You probably don't know this about me, but I fall. A lot.
When I was 24, I was in a car accident that left me with muscle atrophy down the right side of my body. Even with weight training, I wobble when I walk. On a good day, I walk with a slight limp. Most people don't notice it; some people see it right away.
And I fall. A lot.
I hate falling. I really hate falling. Whenever I fall, I feel this hysteria that takes my breath away. All the years of being grateful I can walk slip away. My mind is filled with: "Why did I have to fall? Why did this have to happen to me?" I holdd my breath to keep the thoughts from escaping and flooding the world with my hysterical self pity.

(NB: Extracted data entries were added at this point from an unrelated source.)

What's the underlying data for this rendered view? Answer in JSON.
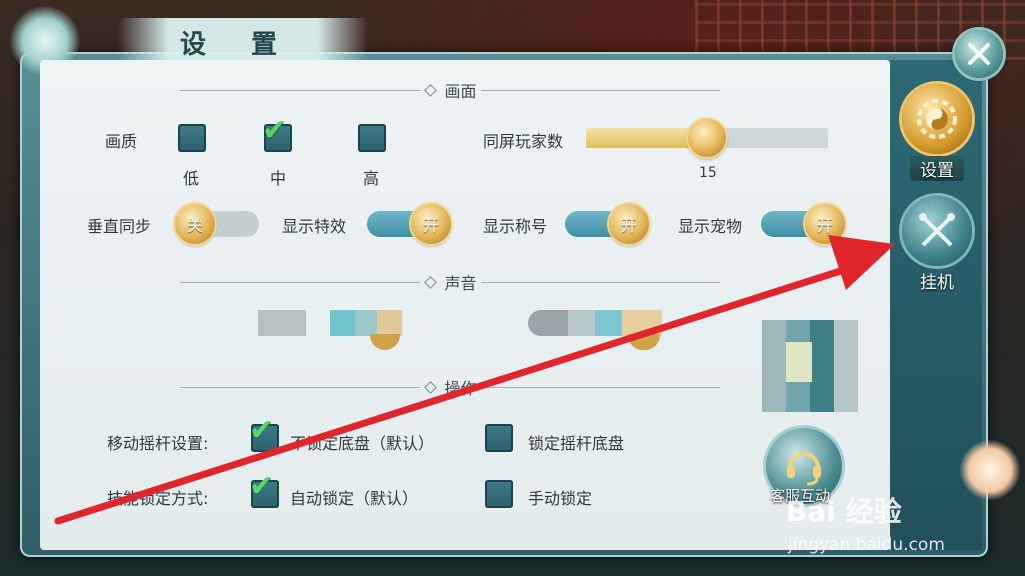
{
  "window": {
    "title": "设 置"
  },
  "sections": {
    "graphics": "画面",
    "sound": "声音",
    "controls": "操作"
  },
  "graphics": {
    "quality_label": "画质",
    "options": [
      {
        "label": "低",
        "checked": false
      },
      {
        "label": "中",
        "checked": true
      },
      {
        "label": "高",
        "checked": false
      }
    ],
    "players_label": "同屏玩家数",
    "players_value": "15",
    "players_fraction": 0.5,
    "toggles": [
      {
        "label": "垂直同步",
        "state": "关",
        "on": false
      },
      {
        "label": "显示特效",
        "state": "开",
        "on": true
      },
      {
        "label": "显示称号",
        "state": "开",
        "on": true
      },
      {
        "label": "显示宠物",
        "state": "开",
        "on": true
      }
    ]
  },
  "controls": {
    "joystick_label": "移动摇杆设置:",
    "joystick_options": [
      {
        "label": "不锁定底盘（默认）",
        "checked": true
      },
      {
        "label": "锁定摇杆底盘",
        "checked": false
      }
    ],
    "skill_label": "技能锁定方式:",
    "skill_options": [
      {
        "label": "自动锁定（默认）",
        "checked": true
      },
      {
        "label": "手动锁定",
        "checked": false
      }
    ]
  },
  "sidebar": {
    "items": [
      {
        "label": "设置",
        "icon": "yin-yang-gear-icon",
        "active": true
      },
      {
        "label": "挂机",
        "icon": "crossed-swords-icon",
        "active": false
      }
    ]
  },
  "customer_service": {
    "label": "客服互动"
  },
  "watermark": {
    "line1": "Bai 经验",
    "line2": "jingyan.baidu.com"
  },
  "colors": {
    "accent_gold": "#e2b457",
    "check_green": "#58d36a",
    "toggle_on": "#3f90a5",
    "arrow_red": "#e0262b"
  }
}
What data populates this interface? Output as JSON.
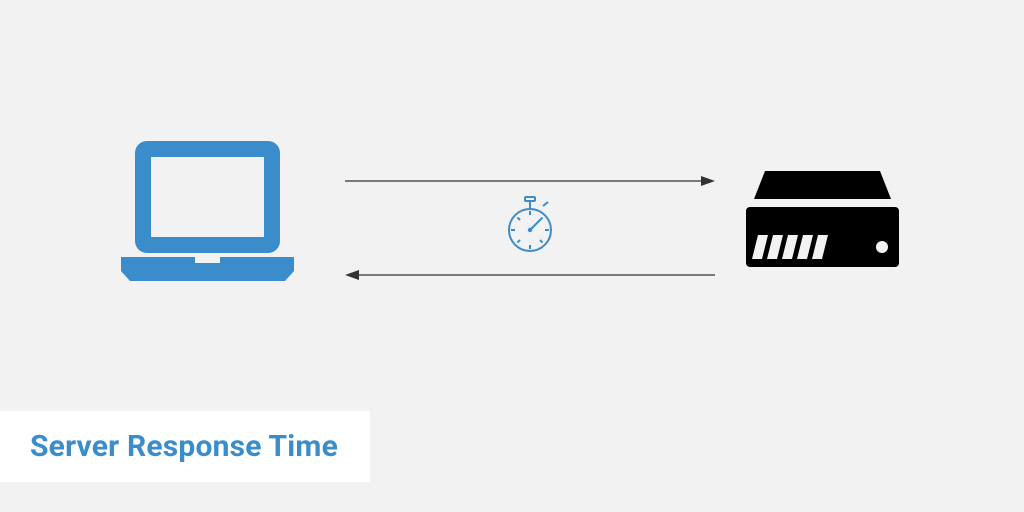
{
  "title": "Server Response Time",
  "colors": {
    "accent": "#3a8dca",
    "bg": "#f2f2f2",
    "titleBg": "#ffffff",
    "serverIcon": "#000000",
    "arrow": "#333333"
  },
  "icons": {
    "laptop": "laptop-icon",
    "server": "server-icon",
    "stopwatch": "stopwatch-icon"
  },
  "arrows": {
    "request": "right",
    "response": "left"
  }
}
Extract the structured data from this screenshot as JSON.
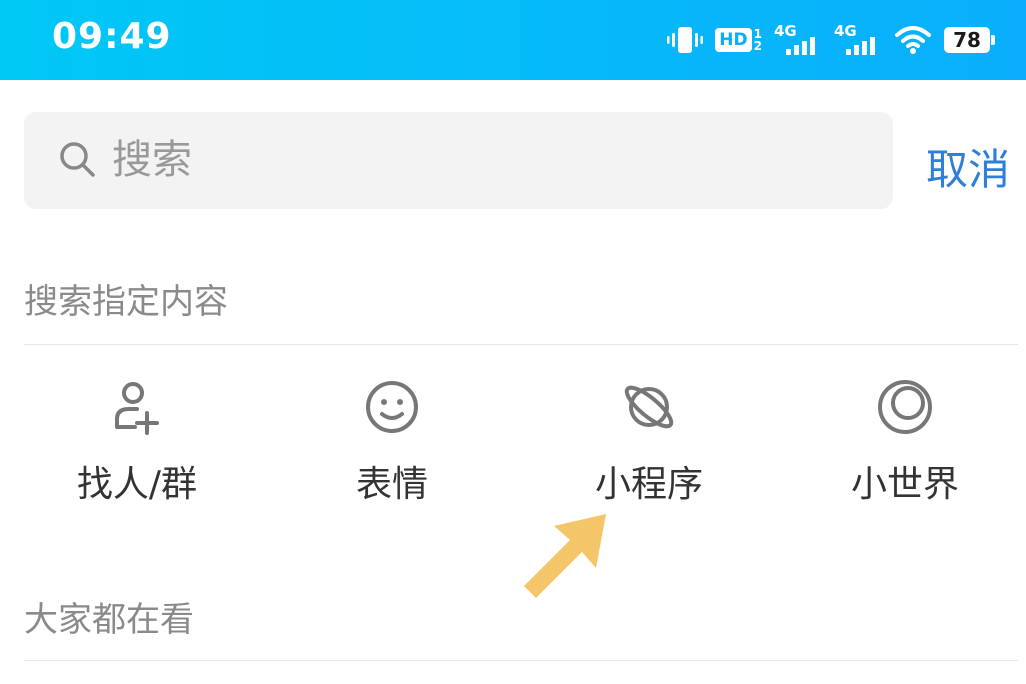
{
  "status_bar": {
    "time": "09:49",
    "hd_label": "HD",
    "sim_indices": [
      "1",
      "2"
    ],
    "network_labels": [
      "4G",
      "4G"
    ],
    "battery": "78",
    "icons": [
      "vibrate-icon",
      "hd-icon",
      "signal-icon",
      "signal-icon",
      "wifi-icon",
      "battery-icon"
    ]
  },
  "search": {
    "placeholder": "搜索",
    "value": "",
    "cancel_label": "取消"
  },
  "specified_section": {
    "title": "搜索指定内容",
    "categories": [
      {
        "label": "找人/群",
        "icon": "add-contact-icon"
      },
      {
        "label": "表情",
        "icon": "smiley-icon"
      },
      {
        "label": "小程序",
        "icon": "planet-icon"
      },
      {
        "label": "小世界",
        "icon": "moon-circle-icon"
      }
    ]
  },
  "trending_section": {
    "title": "大家都在看"
  },
  "colors": {
    "status_bar_start": "#00c8f5",
    "status_bar_end": "#0aaefc",
    "accent": "#2f7fd8",
    "pointer_arrow": "#f5c56a",
    "icon_gray": "#777777"
  }
}
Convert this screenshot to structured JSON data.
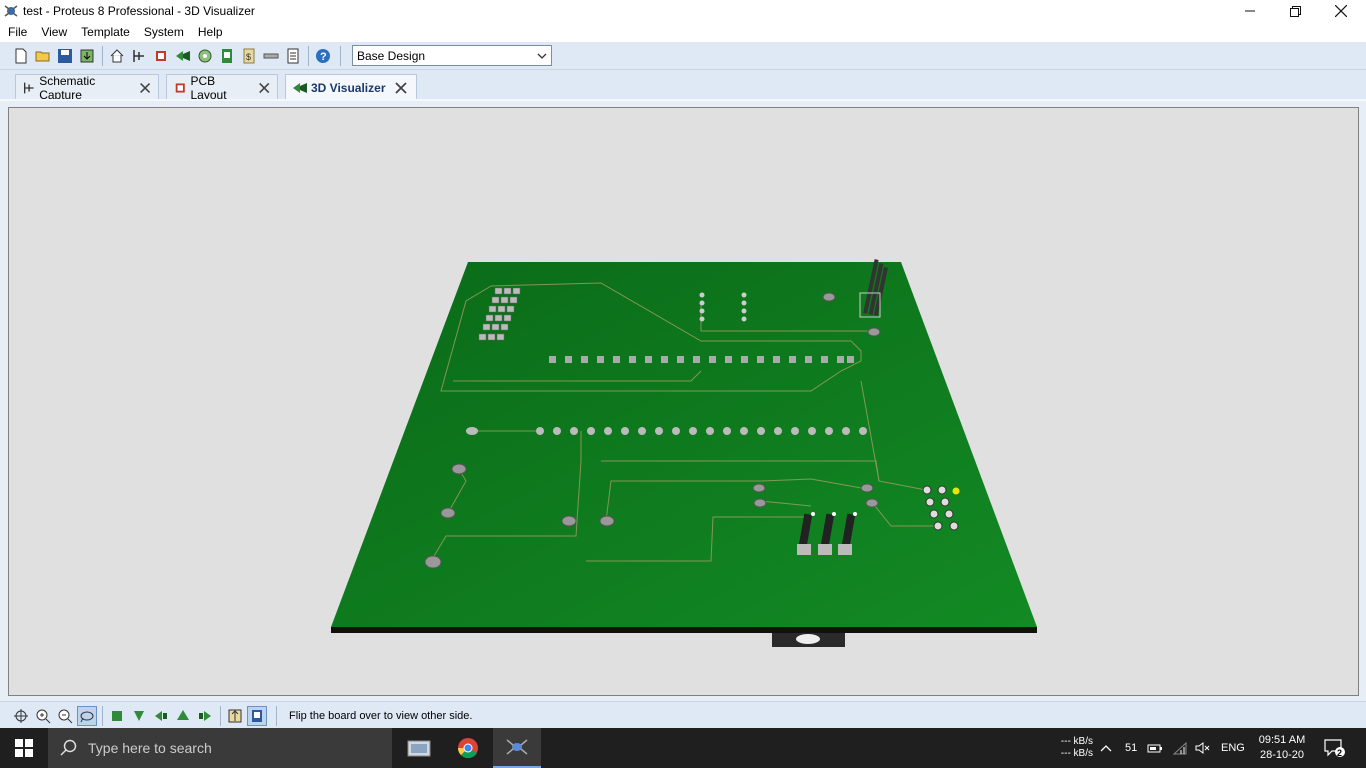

It's taken me a long time to discover that everyone falls. Bryan Kest says: "We all fall in life. The question is whether we fall with awareness." I would add with grace.
The grace to know that movement is a blessing. The grace to know that we mostly fly through life unhindered. The grace to see the moment of falling as a chance to wake up to our life. The grace to see the shower of blessings that are bestowed on us at every moment.
But in the moment of falling? I only feel hysteria.
When I look around the world, I see that most of us have fallen flat on our faces. The economy tripped some of us. The rampant greed for no reason tripped others. The Internet tripped the entire publishing business. Just as video cell phones have tripped some violent cops. Negative one sided press trips up even the brightest. In one way or another, we've all fallen.
The question to me is: Can we get up?
Not everything in life is about winning races. But maybe it's time we stop licking our metaphorical or real wounds, get up and start running again.
Take it from one who falls a lot. There's one thing worse than falling.
Never trying, standing, walking at all.